Run from multiple locations

Silksong’s audience was global. Use at least two managed geographic locations to model concurrent arrivals from different regions. If your checkout flow routes through a payment processor with regional endpoints, consider whether your managed locations reflect those routing paths.

Read the results

In MaxoPerf’s results view, watch:

  • Error rate at the spike edge — any non-zero error rate in the first 60 seconds of the spike tells you the system cannot absorb the arrival rate.
  • p95 checkout latency — if it climbs above your acceptable threshold during the hold period, you have a stateful saturation building behind the initial wave.
  • Throughput plateau — if the measured requests per second stops climbing before you reach your target VU count, the system is already shedding load.

Use failure criteria to flag runs automatically: for example, fail the test if p99 checkout latency exceeds 5 seconds or if error rate exceeds 0.5% during the hold phase. That turns a manual review into a repeatable gate.

Key takeaways

  • A no-pre-orders launch is a product decision with a direct load implication: all purchase demand concentrates into one minute. That minute needs to be tested.
  • The checkout and payment path is the load-critical endpoint, not the storefront homepage. Test the transactional flow.
  • Scheduled-release spikes are testable in advance because the arrival time is known. A spike test run against staging a week before launch is the simplest way to find the capacity ceiling.
  • Pre-scaling to a concrete multiple of expected peak transaction volume — derived from a test, not a guess — is more reliable than relying on autoscaling to respond in real time during a 60-second surge.
  • When a game ships simultaneously across multiple platforms, those platforms share upstream dependencies. Test the multi-platform scenario at the platform-combined concurrency level.

If you are preparing for a launch, ticket sale, or content drop with a hard go-live clock, MaxoPerf’s spike test gives you the profile and result signals to know whether your system is ready before your players find out otherwise.

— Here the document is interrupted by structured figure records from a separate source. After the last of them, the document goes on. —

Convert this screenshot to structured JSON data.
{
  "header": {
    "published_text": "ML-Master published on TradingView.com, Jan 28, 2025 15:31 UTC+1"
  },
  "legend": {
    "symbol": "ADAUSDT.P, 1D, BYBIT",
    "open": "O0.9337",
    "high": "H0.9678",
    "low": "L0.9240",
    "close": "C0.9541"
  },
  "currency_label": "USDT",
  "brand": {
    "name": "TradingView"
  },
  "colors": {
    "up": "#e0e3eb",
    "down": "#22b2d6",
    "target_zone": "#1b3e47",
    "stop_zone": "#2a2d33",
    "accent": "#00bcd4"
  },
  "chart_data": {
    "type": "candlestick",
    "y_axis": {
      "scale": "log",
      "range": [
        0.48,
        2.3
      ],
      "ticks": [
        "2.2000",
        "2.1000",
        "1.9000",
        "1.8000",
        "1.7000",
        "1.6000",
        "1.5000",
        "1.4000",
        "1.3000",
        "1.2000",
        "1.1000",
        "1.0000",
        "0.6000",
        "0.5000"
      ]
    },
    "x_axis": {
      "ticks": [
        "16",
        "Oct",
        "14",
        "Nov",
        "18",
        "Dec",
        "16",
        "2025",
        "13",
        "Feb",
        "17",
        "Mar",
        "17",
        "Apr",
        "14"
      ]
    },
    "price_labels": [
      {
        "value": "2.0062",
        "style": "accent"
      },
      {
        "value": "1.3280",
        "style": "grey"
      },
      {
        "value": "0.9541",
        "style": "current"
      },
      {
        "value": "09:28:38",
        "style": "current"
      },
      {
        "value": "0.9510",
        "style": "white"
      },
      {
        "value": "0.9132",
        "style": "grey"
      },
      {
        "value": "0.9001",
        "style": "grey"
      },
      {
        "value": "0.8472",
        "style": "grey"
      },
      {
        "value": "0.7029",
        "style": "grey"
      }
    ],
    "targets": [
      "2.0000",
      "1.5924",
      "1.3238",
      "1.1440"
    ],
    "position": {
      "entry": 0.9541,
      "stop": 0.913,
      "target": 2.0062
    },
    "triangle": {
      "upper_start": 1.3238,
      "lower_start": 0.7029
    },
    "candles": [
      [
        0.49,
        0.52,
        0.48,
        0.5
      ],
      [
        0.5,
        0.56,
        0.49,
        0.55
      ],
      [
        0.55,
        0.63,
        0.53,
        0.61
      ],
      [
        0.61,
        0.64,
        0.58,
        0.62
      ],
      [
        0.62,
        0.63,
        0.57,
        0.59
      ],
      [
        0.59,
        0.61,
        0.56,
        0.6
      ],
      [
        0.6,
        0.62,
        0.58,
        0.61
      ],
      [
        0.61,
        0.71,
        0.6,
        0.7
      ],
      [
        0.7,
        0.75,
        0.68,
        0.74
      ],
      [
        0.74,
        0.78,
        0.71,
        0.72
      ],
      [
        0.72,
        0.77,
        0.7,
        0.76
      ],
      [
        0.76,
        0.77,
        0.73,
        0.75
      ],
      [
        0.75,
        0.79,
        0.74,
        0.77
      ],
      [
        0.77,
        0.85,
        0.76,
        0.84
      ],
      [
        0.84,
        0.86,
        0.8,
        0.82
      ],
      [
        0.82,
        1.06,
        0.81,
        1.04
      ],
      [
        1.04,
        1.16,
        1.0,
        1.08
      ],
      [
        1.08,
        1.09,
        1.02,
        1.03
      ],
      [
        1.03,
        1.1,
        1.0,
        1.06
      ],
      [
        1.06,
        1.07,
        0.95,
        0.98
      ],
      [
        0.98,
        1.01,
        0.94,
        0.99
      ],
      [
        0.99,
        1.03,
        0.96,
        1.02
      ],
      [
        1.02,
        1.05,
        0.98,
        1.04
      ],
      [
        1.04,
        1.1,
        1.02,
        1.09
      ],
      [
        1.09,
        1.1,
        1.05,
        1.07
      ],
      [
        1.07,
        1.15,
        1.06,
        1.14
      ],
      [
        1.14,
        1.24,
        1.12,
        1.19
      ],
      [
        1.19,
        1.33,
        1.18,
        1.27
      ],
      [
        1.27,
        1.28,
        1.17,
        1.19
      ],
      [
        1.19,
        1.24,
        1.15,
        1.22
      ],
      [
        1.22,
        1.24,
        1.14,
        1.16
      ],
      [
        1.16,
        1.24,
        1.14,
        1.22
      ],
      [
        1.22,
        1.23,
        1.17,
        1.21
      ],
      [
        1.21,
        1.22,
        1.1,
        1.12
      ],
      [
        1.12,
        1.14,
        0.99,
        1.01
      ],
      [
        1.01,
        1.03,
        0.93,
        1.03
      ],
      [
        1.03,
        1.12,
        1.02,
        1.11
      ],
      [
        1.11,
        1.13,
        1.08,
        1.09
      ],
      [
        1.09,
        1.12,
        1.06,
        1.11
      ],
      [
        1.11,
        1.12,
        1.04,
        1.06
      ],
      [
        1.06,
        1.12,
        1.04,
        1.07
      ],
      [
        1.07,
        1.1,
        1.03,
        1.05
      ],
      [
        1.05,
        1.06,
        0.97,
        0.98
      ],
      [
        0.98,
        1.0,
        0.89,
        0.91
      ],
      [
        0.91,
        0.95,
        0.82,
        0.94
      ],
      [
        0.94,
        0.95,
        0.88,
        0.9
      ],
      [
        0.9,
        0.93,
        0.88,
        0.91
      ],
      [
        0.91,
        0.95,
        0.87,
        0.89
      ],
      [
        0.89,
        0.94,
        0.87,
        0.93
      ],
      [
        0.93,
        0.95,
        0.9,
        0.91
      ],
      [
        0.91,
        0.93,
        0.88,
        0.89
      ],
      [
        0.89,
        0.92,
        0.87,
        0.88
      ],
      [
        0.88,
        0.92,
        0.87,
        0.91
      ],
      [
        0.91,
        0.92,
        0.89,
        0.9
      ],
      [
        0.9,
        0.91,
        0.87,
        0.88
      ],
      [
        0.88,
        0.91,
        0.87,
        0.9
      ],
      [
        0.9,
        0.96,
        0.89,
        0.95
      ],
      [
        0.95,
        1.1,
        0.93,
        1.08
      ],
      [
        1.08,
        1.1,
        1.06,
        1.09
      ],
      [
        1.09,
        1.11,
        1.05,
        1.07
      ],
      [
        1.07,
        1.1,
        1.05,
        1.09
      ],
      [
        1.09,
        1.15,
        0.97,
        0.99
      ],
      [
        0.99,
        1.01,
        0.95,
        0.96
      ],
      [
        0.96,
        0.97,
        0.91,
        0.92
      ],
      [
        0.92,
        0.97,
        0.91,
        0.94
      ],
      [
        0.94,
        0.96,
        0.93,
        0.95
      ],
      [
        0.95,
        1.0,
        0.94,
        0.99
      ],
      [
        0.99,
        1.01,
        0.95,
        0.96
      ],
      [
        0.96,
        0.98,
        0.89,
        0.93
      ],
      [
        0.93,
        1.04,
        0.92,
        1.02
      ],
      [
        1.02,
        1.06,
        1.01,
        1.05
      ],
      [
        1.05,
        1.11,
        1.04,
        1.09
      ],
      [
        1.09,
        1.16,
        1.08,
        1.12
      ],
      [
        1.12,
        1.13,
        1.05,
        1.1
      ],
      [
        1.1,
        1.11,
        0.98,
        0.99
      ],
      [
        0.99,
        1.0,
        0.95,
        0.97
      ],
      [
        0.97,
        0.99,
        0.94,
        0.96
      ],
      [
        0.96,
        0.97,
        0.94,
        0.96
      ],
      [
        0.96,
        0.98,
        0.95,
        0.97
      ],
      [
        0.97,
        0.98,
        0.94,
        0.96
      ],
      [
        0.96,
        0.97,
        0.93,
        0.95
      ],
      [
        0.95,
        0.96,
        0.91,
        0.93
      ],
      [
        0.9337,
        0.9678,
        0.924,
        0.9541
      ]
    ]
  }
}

Questions this article answers

Why did Hollow Knight Silksong crash Steam and other storefronts at launch?

Team Cherry chose not to offer pre-orders, so all purchase intent accumulated and arrived in the same minute when the game went live. The resulting transaction spike overwhelmed Steam's purchase flow, the PlayStation Store, and the Nintendo eShop simultaneously, causing purchase errors for roughly three hours.

How do you load test a storefront for a no-pre-orders game launch?

Model a concentrated-arrival spike where all expected buyers attempt to purchase within the same 60-second window. Run the spike against your purchase, authentication, and checkout endpoints — not just the storefront homepage — from multiple geographic locations. Watch error rate and p95 latency at the spike edge.

What is a scheduled-release spike in load testing?

A scheduled-release spike is a traffic pattern where demand is tightly concentrated at a known clock time — a launch minute, a ticket sale, a product drop. Unlike gradual ramp-up, the arrival is near-instantaneous, giving backend services almost no time to warm up or autoscale before peak concurrency lands.